The author uses relatively simple words at times so the reader can understand what is happening in the story. It also gets the reader into the mood of the book and the main character, Pi, because he is simply sitting on a boat, letting his mind wander. But, at other times, the other uses incredibly descriptive words to describe the fear Pi is feeling and what he is going through. In the book, because it is a work of literature, is not accompanied by pictures except for the cover of the novel. But, the cover is the main mental image that the book has painted for me.

  • What is the context in which the book is written – by whom, for what purpose, and within what framework of declared and implicit values?

It is written by a Canadian man who was born Spain. He was raised in many different countries such as Costa Rica, France, Mexico, and Canada. My guess is that he wrote this book because he knows what it feels like to feel so alone and “lost at sea.” Every time Martel moved, I assume he felt like he was cast away in a sea of unfamiliar people and cultures.

2.   Read the green box from Yeshey of Bhutan. Then read about and watch Thomas Pettitt, a Danish philosopher, discuss the Gutenberg Parenthesis and his view of books. Answer the following questions.

  • What are your thoughts about the sanctity of books and how did you arrive to your decision?

I think that books have varying levels of sanctity. For example, “classics” have much more respect and power (in a way) in my opinion than books that teach nothing, are written poorly, and were not original (i.e. Twilight Series). But, books that have remained popular throughout the years are definitely better in my opinion (i.e. Shakespeare’s works, Catch-22, A Tale of Two Cities, 1984, etc.). I arrived at this decision very easily because I think many books are a waste of time and paper whereas others can teach useful life lessons or help us develop our ways of writing in a positive way.

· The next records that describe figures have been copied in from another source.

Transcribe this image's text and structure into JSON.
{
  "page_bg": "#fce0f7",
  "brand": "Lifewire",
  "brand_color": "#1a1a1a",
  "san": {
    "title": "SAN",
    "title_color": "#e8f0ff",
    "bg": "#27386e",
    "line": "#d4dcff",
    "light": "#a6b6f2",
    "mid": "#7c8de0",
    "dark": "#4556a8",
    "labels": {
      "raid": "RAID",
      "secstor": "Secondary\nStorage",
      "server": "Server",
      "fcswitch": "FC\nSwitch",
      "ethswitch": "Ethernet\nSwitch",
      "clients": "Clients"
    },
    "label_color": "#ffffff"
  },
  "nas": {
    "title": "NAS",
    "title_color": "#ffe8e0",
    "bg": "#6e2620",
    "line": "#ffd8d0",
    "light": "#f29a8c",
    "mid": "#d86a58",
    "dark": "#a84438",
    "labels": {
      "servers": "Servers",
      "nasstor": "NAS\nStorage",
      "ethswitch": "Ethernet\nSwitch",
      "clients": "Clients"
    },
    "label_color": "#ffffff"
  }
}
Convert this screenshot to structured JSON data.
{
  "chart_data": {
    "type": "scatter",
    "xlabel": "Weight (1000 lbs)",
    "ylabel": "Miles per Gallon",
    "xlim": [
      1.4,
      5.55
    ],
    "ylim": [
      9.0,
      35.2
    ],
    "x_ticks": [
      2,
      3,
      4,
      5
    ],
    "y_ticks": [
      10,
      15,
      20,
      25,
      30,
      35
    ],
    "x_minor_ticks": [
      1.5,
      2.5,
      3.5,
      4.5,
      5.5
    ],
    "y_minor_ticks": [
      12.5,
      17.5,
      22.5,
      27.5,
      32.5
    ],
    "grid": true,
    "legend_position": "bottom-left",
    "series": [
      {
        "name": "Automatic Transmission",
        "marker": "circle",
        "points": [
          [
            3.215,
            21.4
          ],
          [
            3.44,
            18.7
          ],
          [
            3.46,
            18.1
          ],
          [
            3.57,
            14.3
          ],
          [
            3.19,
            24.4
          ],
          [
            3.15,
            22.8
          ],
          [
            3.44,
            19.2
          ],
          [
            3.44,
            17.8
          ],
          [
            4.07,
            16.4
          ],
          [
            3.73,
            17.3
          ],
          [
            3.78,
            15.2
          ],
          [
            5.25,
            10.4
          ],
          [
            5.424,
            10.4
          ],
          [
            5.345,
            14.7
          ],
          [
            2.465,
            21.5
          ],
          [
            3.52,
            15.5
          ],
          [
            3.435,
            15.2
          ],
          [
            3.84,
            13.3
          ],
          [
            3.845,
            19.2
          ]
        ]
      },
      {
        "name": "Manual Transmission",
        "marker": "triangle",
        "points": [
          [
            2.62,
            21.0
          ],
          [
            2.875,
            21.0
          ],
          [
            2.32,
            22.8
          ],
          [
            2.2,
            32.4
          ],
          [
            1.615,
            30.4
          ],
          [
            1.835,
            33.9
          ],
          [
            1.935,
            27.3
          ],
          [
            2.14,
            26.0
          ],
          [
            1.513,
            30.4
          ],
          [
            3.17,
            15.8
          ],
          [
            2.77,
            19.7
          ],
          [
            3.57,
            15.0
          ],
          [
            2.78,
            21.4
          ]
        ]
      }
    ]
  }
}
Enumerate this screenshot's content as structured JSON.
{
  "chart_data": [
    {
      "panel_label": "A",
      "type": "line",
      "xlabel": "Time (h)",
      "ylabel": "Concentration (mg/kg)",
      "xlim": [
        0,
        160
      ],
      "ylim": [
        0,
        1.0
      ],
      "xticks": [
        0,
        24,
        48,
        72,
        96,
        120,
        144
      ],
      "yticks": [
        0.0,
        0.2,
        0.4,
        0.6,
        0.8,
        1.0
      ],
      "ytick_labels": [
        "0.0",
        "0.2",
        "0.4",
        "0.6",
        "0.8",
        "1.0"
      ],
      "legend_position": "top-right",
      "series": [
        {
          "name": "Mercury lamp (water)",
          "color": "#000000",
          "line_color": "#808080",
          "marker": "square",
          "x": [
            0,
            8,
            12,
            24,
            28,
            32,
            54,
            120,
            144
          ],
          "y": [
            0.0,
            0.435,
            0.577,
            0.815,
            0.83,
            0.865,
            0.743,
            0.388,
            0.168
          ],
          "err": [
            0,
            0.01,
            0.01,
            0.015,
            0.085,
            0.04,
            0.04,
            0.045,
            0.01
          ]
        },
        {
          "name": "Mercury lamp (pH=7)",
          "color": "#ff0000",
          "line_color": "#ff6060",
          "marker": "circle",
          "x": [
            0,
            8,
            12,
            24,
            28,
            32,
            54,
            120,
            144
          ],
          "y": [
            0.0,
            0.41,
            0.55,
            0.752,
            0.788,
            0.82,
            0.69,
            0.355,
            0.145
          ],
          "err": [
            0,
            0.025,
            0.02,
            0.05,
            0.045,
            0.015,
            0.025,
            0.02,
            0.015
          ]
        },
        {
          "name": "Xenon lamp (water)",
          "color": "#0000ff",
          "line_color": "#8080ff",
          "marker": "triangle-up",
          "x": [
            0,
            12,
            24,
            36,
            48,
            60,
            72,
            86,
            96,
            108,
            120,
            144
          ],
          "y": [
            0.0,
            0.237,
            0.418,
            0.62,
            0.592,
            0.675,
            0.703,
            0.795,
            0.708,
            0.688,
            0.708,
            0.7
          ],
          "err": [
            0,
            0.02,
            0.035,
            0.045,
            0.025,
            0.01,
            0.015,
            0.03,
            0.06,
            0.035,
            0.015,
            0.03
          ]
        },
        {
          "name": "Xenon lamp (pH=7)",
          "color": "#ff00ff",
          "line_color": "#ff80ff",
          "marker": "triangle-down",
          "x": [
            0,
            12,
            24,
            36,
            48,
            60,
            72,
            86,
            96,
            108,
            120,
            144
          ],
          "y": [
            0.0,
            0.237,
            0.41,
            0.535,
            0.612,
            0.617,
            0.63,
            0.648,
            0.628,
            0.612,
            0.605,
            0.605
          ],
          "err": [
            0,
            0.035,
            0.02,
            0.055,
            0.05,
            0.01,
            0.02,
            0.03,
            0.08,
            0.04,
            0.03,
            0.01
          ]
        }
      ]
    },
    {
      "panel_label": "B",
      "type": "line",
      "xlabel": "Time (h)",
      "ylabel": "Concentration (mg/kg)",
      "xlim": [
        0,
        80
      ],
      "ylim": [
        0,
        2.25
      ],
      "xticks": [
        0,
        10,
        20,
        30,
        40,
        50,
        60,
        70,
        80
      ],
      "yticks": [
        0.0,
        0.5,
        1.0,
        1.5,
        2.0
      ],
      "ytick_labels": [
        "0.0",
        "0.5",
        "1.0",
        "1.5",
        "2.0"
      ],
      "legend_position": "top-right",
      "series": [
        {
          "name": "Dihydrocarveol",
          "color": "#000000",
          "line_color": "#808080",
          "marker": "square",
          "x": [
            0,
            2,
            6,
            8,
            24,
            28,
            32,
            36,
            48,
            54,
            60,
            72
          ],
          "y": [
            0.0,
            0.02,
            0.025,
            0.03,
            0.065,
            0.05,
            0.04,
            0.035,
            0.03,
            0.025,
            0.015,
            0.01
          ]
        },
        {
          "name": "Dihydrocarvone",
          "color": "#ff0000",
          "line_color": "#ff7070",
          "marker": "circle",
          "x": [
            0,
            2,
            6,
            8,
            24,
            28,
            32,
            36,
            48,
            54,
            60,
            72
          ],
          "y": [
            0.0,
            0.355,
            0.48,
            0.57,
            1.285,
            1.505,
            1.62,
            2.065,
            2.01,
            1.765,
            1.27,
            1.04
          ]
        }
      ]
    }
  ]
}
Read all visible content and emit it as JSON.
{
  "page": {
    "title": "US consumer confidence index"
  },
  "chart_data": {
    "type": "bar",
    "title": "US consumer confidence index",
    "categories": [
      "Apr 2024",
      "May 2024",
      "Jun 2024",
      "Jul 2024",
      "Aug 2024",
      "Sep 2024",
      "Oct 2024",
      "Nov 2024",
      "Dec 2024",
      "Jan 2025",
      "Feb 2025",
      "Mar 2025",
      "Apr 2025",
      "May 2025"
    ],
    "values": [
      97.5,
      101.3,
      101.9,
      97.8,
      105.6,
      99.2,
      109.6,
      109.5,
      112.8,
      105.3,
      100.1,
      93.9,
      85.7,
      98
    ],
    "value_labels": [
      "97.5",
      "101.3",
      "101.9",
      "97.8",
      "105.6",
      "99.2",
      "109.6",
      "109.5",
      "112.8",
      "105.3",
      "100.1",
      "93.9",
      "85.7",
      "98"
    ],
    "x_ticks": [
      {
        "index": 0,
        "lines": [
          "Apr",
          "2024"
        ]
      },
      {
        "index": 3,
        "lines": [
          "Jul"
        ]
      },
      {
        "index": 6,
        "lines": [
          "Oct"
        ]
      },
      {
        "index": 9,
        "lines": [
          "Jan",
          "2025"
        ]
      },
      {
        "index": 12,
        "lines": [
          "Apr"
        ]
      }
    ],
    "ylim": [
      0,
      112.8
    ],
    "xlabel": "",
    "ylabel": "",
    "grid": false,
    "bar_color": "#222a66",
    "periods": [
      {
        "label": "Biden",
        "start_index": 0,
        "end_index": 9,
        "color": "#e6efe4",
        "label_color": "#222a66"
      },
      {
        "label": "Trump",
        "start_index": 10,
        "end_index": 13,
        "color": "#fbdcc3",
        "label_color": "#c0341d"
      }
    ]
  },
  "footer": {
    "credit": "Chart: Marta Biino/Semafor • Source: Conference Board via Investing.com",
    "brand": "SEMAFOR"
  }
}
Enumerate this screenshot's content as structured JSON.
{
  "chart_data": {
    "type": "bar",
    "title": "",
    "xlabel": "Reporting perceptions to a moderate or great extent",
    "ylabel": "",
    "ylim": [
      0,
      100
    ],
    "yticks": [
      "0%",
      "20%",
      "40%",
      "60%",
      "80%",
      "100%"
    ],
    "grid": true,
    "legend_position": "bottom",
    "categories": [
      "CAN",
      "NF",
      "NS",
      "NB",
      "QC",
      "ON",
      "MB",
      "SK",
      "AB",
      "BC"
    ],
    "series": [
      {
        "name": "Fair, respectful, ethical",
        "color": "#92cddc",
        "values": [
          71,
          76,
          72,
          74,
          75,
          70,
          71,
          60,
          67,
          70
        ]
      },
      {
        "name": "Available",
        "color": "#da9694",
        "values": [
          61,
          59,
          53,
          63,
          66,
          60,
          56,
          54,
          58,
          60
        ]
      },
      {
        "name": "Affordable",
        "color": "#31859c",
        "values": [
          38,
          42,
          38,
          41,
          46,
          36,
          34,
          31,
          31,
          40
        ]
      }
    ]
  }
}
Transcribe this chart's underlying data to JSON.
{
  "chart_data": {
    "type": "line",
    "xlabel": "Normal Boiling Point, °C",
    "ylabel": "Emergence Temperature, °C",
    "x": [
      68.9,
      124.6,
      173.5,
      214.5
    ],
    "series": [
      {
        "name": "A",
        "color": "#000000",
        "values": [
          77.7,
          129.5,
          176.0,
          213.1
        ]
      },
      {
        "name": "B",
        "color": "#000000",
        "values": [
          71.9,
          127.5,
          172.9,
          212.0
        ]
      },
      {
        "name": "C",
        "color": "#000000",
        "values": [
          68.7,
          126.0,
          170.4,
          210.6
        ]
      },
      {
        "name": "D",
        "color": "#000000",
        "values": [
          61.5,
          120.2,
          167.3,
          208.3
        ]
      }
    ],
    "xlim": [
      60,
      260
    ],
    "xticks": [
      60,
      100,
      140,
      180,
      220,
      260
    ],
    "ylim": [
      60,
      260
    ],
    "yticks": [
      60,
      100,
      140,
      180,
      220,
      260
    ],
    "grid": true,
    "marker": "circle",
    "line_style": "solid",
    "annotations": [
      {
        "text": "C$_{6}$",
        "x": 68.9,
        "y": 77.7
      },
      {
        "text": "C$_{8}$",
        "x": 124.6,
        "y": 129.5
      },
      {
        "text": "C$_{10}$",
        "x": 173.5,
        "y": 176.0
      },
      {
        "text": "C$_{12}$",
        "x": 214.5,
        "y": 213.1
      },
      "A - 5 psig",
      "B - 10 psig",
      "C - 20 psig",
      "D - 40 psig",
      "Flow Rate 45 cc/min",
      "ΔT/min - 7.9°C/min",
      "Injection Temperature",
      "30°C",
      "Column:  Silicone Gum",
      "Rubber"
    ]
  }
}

  • Do books really “hold learning”?

I both agree and disagree with this statement. I think that books could hold knowledge if it has useful lessons. But, unfortunately, many books do not (especially today). Also, the reader must be seeking the knowledge contained in the novel they have opened. If they don’t ingest everything that is happening, many of the lessons will simply brush over them. Books’ knowledge must be sought and wanted. Only then do these books truly “hold learning”.

  • How would you rate where you get knowledge – media (various), books, teachers, family, friends, celebrities, etc.?

I think a huge part of our knowledge comes from both books and teachers (who use what they have learned from their teachers and books). This means that most of our knowledge is passed down to us by word of mouth. I also believe that a huge part of knowledge comes from history. We must look at what has happened previously in our world and examine what has worked successfully and what has not.